Oliver Pasaribu you are stuck in 2. The hidden cases might not have evenly divisible list length. "reshape evenly" does not mean "divide into into two". as long as the sub-lists are equal in length, it is reshaped evenly. (r,2) cannot always work. The code coach test cases does not limit itself with only r=2. Although the first few cases may be 2, it can be actually be any integer. The number of elements in the list just have to be a multiple of that r. consider the following input case r = 5 lst = [1,2,3,4,5,6,7,8,9,10,11,12,13,14,15] or r =3 lst = [1,2,3,4,5,6,7,8,9] you can't reshape that to (5,2) or (3,2) you have to do (5,3) (3,5) or (3,3) to reshape it EVENLY.

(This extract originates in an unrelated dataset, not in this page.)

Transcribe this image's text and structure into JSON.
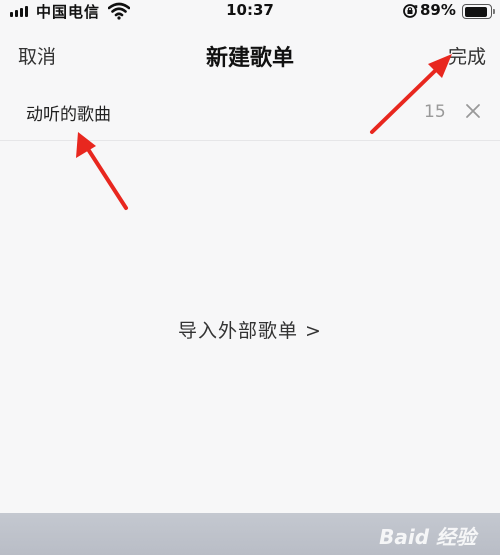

Let us try. lst = [1,2,3,4,5,6,7,8,9,10,11,...15] if r = 5 it means we intends to reshape it from 1 row to 5 row. Then we need to test if it is possible to do by check if len(lst) % r = = 0; 15%5 ==0? The answer yes. Then we can rearrange 1D list lst to 2D list lst2 = np.arrange(lst(5,3)), that result: lst2 = [[1,2,3], [4,5,6],[7,8,9],[10,11,12], [13,14,15]] For r = 2, then 15 is not divisible by 2. It must be 14, 16, 18, etc. We could not eliminate defined element, but we can change vector column 15 element to vector column or row consist of 16 elements by adding 1 trailer zero as the 16th element or Li or arr. This is often use in solving array, or matrices problem mathematically I think as is linear algebra, or linear-program or eventually operations research.

Oliver Pasaribu your analysis is only considering even numbers. some length is not evenly divisible, that is why the second parameter in your reshape cannot be fixed to 2. Sure we can pad the list so that it is evenly divisible. But in the test cases, we cannot do that. we can only change the reshape numbers.

Bob_Li : if len(arr)%N==0: arr_array = np.reshape(arr(N, len(arr)/N)) else: arr.append(0) arr_array = np.reshape(arr(N, len(arr)/N)).

I don't understand. It is not neddlessly. This is basic how the logic of problem solving goes. It also show the blackbox of python numerical library like a c++ stl etc.